Integral of Logarithm with complex terms

Question

Is there any way to evaluate this integral? $$ \int_0^{1}\left(\int_{0}^{2\pi} \log(z-r e^{i\theta}) \; d\theta\right)r \; dr $$ with $z\in \mathbb{C}$

Answer 1

The basic idea if $|z|$ is large enough is that $\ln(z-re^{i\theta})$ is a power series in $e^{i\theta}$, but only the constant term doesn't vanish under $\int_0^{2\pi}d\theta$, and for that term it's as if $e^{i\theta}=0$, so $\int_0^{2\pi}\ln(z-re^{i\theta})d\theta=2\pi\ln z$ if $|z|>r$, making the integral $2\pi\ln z\cdot\int_0^1rdr=\pi\ln z$ if $|z|>1$. But if $|z|<1$, we need greater care.
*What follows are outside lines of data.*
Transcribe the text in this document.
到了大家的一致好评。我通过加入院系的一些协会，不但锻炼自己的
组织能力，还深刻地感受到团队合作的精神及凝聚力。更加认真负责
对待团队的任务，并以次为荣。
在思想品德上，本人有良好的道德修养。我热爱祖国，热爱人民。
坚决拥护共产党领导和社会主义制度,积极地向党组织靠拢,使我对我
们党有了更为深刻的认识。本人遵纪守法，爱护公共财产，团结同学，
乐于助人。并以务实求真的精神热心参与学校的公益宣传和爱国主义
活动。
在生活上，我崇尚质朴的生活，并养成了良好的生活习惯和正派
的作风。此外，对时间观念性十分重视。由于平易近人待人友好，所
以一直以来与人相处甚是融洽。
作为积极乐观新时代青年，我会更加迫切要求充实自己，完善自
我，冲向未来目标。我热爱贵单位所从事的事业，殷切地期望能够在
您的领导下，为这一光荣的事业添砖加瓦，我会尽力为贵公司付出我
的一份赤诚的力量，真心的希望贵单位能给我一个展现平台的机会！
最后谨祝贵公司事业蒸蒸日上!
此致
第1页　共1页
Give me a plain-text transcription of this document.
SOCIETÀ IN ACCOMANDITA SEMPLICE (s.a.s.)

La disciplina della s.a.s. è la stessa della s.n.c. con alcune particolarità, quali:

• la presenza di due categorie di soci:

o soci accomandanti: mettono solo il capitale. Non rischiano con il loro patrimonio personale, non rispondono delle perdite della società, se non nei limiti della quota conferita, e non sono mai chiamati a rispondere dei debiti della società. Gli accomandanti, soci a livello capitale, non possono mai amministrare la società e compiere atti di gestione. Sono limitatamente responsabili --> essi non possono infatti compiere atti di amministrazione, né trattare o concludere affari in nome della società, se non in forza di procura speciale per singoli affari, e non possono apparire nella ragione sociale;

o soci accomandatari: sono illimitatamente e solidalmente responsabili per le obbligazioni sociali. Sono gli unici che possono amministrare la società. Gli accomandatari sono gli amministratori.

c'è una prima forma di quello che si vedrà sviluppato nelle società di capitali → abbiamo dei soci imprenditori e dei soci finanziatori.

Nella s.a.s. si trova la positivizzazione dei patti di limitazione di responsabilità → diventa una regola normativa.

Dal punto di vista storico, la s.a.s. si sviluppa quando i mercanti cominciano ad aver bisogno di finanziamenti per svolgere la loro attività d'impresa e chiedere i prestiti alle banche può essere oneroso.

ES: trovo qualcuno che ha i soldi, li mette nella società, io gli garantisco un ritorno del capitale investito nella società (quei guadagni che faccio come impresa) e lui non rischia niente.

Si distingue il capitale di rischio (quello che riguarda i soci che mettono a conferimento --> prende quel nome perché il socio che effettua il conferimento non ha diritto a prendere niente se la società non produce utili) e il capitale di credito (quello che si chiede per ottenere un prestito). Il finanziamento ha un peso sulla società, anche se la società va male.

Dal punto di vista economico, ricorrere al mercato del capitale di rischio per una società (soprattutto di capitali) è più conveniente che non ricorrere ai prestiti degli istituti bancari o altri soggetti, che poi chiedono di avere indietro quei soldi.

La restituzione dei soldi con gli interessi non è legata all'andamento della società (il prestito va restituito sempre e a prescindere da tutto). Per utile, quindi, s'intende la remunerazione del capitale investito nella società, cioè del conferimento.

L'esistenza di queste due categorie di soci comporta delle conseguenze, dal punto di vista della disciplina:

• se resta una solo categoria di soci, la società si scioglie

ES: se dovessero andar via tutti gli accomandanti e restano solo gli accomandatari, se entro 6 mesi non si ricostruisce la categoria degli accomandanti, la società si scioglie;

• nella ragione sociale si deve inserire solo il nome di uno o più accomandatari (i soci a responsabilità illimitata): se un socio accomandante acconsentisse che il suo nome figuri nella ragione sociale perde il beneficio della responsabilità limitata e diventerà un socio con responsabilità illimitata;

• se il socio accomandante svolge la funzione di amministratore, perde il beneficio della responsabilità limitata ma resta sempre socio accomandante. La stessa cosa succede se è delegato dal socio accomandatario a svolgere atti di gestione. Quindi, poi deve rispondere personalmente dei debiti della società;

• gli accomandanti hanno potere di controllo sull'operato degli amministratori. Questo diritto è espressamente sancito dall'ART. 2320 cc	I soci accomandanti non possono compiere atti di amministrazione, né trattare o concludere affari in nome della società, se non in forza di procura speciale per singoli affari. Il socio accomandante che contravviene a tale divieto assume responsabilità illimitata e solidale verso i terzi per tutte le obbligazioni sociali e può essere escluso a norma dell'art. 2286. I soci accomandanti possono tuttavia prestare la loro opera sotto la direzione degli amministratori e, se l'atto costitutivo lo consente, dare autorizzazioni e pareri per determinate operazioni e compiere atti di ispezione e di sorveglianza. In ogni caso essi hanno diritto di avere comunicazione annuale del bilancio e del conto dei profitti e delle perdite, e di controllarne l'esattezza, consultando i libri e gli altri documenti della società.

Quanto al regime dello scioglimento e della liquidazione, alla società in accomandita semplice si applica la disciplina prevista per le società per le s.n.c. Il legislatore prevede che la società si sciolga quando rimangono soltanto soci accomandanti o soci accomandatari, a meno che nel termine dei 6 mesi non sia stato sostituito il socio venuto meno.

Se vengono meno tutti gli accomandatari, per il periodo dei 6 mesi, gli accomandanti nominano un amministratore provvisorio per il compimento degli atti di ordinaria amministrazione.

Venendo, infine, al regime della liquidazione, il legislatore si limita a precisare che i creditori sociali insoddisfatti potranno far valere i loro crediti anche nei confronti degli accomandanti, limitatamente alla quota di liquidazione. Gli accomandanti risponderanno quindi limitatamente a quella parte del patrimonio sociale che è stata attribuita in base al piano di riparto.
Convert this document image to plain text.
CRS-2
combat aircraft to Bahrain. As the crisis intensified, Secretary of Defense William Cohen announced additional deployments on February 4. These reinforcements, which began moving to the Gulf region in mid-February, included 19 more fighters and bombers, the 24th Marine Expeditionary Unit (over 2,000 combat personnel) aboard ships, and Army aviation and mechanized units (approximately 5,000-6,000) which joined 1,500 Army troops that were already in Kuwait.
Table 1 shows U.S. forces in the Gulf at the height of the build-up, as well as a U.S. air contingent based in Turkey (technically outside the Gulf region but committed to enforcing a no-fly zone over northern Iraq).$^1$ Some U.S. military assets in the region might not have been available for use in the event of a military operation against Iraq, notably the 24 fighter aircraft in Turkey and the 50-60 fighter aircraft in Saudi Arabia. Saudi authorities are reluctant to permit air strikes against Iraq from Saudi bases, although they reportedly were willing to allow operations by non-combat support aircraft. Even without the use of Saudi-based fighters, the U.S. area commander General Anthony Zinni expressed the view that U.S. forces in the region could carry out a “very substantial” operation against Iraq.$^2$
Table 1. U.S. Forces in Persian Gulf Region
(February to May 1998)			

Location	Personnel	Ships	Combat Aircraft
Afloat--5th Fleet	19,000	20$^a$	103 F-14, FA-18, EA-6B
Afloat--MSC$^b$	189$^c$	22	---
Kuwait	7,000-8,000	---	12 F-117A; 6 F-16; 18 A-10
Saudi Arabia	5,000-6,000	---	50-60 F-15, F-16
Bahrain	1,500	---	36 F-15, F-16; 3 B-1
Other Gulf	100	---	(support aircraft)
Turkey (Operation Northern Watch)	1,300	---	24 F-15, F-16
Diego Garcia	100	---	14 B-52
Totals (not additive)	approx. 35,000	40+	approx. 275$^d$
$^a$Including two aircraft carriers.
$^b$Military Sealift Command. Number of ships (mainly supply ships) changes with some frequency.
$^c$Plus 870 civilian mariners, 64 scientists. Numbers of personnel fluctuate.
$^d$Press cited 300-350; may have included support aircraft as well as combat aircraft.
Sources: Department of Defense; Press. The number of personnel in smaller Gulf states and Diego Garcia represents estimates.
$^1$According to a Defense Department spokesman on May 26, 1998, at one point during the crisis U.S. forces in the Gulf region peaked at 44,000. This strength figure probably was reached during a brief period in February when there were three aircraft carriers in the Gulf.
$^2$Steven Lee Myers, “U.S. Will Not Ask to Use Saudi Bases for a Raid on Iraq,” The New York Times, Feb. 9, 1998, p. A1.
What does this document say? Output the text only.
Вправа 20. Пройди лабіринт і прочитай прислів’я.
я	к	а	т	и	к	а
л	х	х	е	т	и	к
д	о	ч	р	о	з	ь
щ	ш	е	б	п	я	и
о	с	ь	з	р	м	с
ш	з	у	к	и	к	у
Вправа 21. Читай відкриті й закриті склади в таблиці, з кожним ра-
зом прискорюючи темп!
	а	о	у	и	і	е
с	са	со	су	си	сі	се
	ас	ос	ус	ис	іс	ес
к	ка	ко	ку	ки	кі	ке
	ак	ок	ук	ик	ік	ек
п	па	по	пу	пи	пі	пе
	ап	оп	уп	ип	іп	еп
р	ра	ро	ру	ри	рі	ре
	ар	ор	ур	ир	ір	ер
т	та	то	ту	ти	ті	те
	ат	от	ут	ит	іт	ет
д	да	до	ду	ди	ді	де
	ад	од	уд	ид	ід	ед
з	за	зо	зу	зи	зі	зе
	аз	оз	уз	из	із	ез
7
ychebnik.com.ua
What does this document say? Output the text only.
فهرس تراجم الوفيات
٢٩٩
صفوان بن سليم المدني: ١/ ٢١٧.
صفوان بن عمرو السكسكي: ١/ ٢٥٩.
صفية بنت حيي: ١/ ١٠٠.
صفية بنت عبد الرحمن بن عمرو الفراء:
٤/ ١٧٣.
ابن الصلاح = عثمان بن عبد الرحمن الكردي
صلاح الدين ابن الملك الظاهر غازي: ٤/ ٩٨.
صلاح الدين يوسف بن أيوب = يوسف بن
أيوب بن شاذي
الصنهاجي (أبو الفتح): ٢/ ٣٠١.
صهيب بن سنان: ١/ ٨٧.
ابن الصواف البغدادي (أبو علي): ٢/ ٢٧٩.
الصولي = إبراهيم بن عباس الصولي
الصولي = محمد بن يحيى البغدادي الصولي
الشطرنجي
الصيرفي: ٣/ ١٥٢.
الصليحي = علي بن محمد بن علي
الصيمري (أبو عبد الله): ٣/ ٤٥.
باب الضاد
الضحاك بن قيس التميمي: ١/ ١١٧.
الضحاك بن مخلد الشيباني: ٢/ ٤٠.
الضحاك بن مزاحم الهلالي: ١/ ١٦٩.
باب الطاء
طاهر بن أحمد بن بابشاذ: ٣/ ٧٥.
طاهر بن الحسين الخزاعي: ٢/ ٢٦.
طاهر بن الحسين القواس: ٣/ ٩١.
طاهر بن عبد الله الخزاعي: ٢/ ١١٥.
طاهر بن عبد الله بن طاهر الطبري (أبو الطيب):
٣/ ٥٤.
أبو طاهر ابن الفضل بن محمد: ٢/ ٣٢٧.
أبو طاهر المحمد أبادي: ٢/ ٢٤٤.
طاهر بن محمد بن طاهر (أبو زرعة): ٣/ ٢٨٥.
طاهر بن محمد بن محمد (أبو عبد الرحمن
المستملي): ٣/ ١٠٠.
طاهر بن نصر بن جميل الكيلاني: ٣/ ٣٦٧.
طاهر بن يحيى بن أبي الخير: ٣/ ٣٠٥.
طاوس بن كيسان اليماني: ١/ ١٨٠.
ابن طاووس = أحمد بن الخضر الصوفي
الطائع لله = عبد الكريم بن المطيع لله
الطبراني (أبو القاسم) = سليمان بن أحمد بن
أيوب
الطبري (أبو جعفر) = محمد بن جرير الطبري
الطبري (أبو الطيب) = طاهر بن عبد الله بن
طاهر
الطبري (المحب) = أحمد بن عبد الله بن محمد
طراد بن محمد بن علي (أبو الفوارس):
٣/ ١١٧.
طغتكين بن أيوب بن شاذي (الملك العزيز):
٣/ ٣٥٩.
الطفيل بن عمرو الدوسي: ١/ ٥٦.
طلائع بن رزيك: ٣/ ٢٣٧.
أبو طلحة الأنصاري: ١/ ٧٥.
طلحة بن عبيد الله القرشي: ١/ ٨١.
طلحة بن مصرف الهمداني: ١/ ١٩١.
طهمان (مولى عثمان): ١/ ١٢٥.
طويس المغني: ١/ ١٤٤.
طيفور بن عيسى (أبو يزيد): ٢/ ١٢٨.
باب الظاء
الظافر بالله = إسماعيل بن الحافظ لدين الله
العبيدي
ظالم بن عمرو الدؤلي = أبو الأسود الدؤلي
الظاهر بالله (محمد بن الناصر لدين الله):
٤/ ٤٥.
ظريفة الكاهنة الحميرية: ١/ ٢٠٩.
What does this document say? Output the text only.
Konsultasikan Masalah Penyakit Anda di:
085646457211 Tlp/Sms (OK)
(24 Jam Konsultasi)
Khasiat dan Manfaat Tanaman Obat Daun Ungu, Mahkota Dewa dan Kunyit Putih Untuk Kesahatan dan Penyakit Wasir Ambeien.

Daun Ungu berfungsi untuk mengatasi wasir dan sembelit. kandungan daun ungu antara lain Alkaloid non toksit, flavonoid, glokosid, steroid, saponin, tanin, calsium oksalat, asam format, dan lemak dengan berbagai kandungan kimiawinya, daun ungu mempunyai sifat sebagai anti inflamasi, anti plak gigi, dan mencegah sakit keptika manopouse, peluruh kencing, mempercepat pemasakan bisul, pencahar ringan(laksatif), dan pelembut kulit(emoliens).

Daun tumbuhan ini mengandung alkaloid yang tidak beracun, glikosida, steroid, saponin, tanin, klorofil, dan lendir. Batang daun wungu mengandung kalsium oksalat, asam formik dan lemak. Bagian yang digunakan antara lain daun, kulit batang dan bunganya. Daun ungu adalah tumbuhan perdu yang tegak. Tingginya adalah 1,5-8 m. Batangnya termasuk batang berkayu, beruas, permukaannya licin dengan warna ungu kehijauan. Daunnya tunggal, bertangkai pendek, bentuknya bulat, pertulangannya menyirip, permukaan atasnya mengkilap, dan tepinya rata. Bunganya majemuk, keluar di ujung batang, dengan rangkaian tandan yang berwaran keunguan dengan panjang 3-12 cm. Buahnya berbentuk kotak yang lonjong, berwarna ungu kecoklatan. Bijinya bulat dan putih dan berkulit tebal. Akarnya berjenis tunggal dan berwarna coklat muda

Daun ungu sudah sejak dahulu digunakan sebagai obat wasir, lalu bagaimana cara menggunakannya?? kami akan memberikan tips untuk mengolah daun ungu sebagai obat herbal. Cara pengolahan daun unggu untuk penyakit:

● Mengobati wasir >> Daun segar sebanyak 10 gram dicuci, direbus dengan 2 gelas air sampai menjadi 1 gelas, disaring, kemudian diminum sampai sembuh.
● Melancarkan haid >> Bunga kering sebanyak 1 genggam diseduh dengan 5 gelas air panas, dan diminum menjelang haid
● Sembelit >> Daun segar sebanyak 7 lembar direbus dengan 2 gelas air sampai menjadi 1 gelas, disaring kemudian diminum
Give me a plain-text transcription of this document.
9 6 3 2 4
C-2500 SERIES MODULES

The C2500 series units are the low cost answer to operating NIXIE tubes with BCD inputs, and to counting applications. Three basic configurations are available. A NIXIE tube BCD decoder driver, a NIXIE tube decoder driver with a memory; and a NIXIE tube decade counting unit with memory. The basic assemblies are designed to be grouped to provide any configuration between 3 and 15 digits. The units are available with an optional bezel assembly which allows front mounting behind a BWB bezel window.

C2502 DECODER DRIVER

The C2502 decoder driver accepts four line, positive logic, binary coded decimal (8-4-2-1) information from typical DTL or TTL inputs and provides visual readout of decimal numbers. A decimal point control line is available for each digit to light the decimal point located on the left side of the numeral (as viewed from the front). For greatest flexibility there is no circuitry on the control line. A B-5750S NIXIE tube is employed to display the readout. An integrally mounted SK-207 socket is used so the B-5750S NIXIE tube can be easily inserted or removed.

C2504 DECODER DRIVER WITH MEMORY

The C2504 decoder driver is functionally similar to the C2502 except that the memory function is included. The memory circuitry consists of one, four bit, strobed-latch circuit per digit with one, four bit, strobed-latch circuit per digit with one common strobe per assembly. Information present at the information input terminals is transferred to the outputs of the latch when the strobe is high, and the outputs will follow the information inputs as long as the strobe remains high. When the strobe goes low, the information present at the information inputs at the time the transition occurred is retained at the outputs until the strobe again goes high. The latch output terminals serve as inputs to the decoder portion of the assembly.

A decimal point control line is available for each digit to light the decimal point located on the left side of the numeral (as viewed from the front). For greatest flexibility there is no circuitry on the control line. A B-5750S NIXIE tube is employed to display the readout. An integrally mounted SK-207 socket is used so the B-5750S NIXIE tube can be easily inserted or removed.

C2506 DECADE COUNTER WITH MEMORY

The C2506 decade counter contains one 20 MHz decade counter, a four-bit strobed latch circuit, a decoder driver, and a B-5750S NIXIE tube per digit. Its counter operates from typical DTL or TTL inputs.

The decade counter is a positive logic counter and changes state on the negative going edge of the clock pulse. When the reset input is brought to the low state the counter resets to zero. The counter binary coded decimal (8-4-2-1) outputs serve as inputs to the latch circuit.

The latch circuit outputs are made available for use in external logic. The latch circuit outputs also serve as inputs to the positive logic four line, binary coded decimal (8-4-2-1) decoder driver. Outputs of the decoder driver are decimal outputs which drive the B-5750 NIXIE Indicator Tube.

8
Use$$\ln(z-re^{i\theta})=i(\theta+(2n+1)\pi)+\ln r+\ln(1-\tfrac{z}{r}e^{-i\theta}),$$where the choice of $n\in\Bbb Z$ is a matter of the logarithm's branch. Again, the $\theta$-dependent logarithm admits a trivial behaviour under integration, and if we take $n=-1$ (as per @TomP's comment) the term $i(\theta+(2n+1)\pi)$ also integrates to $0$. If $|z|<1$,$$\int_0^{|z|}2\pi r\ln zdr+\int_{|z|}^12\pi r\ln rdr=\pi|z|^2\ln\frac{z}{|z|}-\tfrac12\pi+\tfrac12\pi|z|^2.$$This reduces to $\pi\ln z$ if $|z|=1$.